The left, meanwhile, will question why the Prime Minister didn’t seek to negotiate over things like the Transatlantic Trade and Investment Partnership (TTIP), which alarmingly lowers barriers in accords between the EU and US concerning things such as environmental law, food safety regulation, and banking practices.
The Prime Minister hasn’t even been able to find a consensus amongst his cabinet. Though Cameron and his major Conservative allies George Osborne and Theresa May will be campaigning for the UK to remain in the EU, many of his ministers are pro ‘Brexit’, including London Mayor and deviously cunning idiot-impersonator Boris Johnson, and Secretary of State for Work and Pensions Iain Duncan-Smith, who, last year, fist-pumped and hollered in the House of Commons during a speech where George Osborne announced savage cuts to tax credits. Such scission will cause deep ruptures within the party that will be difficult to heal.
Labour leader Jeremy Corbyn argued that the negotiations were more about Tory party politics than genuine reform, calling them a “theatrical sideshow” in Parliament. With Cameron having already made clear that he will not stand for a third term, Johnson, Osborne and May have been made favourites to replace him and their actions are a demonstration of their posturing for the top job. Osborne and May are sticking to the central ground in the hope of having more widespread political appeal, while Johnson has gone renegade in actively campaigning against his own party-line, seemingly seeking popularity with the far-right of the party and those who have already defected to UKIP.
Cameron’s negotiation battlegrounds were deeply flawed from the outset—he raised none of the issues which are most pressing to the EU or the UK. He sought no cooperation or discussion on the migrant crisis which has seen thousands die in desperation and will see so many more perish in the future. Nor did he enquire about the state of the UK and EU steel industry and its workforce in comparison with that of China. Furthermore, the European Union’s attempted bullying of Greece last summer following its peoples’ rejection of austerity, led by Angela Merkel, showed a hostility towards democracy that should be debated and combatted, but has not. The Prime Minister did not see fit to negotiate on any of this, instead seeking measures to further impose his own harsh austerity policies, and allowing himself to be bogged down in relatively meaningless semantics about sovereignty.
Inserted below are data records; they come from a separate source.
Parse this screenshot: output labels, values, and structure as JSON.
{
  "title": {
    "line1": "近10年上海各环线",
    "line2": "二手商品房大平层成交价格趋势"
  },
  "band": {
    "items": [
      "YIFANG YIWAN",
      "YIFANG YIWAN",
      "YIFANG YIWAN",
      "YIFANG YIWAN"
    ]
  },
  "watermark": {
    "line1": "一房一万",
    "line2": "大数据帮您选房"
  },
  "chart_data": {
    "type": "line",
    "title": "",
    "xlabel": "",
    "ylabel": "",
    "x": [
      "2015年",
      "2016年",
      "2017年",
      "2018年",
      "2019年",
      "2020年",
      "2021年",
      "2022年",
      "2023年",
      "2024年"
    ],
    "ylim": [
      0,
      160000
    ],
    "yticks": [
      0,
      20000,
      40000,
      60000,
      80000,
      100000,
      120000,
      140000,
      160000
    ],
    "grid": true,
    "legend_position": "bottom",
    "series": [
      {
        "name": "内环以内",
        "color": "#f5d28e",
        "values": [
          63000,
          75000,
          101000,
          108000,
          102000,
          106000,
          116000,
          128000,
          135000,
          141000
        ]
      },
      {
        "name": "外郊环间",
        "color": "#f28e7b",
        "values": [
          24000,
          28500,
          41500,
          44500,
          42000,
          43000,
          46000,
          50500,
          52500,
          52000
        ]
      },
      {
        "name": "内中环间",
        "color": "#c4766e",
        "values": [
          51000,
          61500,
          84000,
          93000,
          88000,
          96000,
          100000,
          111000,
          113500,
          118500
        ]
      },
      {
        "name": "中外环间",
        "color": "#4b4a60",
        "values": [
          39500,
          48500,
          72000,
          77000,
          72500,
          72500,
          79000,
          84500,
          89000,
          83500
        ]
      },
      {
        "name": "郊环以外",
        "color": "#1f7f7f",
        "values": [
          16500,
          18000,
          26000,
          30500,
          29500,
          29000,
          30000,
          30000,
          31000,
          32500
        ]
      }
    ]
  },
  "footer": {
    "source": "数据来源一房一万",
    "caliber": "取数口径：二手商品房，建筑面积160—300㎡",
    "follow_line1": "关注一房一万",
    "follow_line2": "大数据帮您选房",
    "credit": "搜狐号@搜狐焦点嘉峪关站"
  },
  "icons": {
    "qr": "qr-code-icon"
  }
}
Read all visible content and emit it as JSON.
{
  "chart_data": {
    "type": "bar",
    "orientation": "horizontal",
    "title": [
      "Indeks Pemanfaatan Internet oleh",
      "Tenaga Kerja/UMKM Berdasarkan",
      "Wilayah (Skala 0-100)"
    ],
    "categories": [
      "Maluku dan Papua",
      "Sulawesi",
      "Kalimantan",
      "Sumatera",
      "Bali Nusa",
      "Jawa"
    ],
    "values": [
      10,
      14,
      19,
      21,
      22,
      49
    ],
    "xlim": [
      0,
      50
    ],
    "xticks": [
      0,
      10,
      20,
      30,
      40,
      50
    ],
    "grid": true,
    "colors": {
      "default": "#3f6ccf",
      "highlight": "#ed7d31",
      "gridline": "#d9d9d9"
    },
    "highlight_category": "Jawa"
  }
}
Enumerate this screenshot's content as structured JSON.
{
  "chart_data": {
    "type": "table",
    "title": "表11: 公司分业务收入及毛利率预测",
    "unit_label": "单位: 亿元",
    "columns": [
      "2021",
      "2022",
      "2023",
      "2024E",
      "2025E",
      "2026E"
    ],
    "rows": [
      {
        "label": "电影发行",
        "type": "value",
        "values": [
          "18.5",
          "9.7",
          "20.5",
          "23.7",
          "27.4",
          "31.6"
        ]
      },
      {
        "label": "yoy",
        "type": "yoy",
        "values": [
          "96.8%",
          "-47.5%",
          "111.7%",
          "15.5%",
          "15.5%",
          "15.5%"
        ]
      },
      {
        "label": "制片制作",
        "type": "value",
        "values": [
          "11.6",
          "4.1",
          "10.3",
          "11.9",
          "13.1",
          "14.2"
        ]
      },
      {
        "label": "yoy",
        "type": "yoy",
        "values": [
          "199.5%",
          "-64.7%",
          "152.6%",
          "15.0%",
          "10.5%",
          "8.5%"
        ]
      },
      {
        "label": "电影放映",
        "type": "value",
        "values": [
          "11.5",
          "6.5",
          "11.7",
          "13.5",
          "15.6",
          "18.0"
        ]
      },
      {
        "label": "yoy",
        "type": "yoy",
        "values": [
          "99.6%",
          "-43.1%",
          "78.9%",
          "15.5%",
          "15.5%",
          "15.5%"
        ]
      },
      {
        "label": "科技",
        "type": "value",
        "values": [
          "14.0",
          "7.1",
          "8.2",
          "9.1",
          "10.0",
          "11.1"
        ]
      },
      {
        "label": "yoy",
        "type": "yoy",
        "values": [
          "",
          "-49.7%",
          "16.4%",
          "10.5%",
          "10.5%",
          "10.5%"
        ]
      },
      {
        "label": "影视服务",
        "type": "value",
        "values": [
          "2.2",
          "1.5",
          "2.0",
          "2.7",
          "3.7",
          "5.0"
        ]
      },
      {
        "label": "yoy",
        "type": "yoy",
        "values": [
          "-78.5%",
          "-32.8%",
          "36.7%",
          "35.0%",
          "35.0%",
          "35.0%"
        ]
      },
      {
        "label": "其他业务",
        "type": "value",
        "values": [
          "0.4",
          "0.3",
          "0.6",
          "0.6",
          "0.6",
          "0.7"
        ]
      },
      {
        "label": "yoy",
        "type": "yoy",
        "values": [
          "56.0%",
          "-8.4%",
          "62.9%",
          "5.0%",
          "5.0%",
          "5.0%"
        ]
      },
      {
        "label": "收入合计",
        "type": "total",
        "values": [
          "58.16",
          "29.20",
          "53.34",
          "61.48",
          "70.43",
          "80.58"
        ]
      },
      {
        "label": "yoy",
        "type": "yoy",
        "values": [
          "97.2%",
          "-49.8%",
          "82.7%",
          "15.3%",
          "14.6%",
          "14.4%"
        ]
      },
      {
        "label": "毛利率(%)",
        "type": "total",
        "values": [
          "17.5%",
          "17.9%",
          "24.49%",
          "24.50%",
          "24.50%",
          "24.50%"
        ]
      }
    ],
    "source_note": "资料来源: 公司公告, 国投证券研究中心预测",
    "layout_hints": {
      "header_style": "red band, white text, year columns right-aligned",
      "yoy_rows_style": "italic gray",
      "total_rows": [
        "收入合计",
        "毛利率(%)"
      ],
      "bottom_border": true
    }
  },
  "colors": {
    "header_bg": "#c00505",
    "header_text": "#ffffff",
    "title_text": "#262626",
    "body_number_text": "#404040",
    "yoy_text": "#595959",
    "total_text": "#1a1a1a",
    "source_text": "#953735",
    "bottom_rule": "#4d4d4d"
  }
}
What should have been a set of reforms which sought to put the UK at centre stage in the fight against such difficulties has amounted to little more than a regression in power that implies a desire to take a hands-off approach, which leaves humanitarian crises to be dealt with by others.
Whatever the outcome, Cameron will certainly struggle to hold on to power. In his New Year interview with the Andrew Marr Show, he declared that he would remain as Prime Minister even if he loses the referendum. But the prospect of losing one of the most significant votes in the country’s history would yield pressure difficult for any leader to handle, let alone one on shaky ground who has already stated that he won’t be around for the next General Election. And even if he wins, the in-fighting amongst his cabinet and backbench Tories will surely cause too much division for the man to retain every minister’s trust. The fallout will be dirty and Labour must be ready to capitalise as it seeks to reassert itself before 2020.
The reality is that Cameron’s deal has ensured that the possibility of the UK leaving the EU has vastly increased, an unbelievably poor piece of politicking and the exact opposite of what he initially set out to achieve. If his last major act as Prime Minister is to set in motion what he describes as the “leap into the dark” a departure from Europe would represent, it would be a fitting finale to a premiership which has offered no light and seen little other than pain and suffering for the most vulnerable.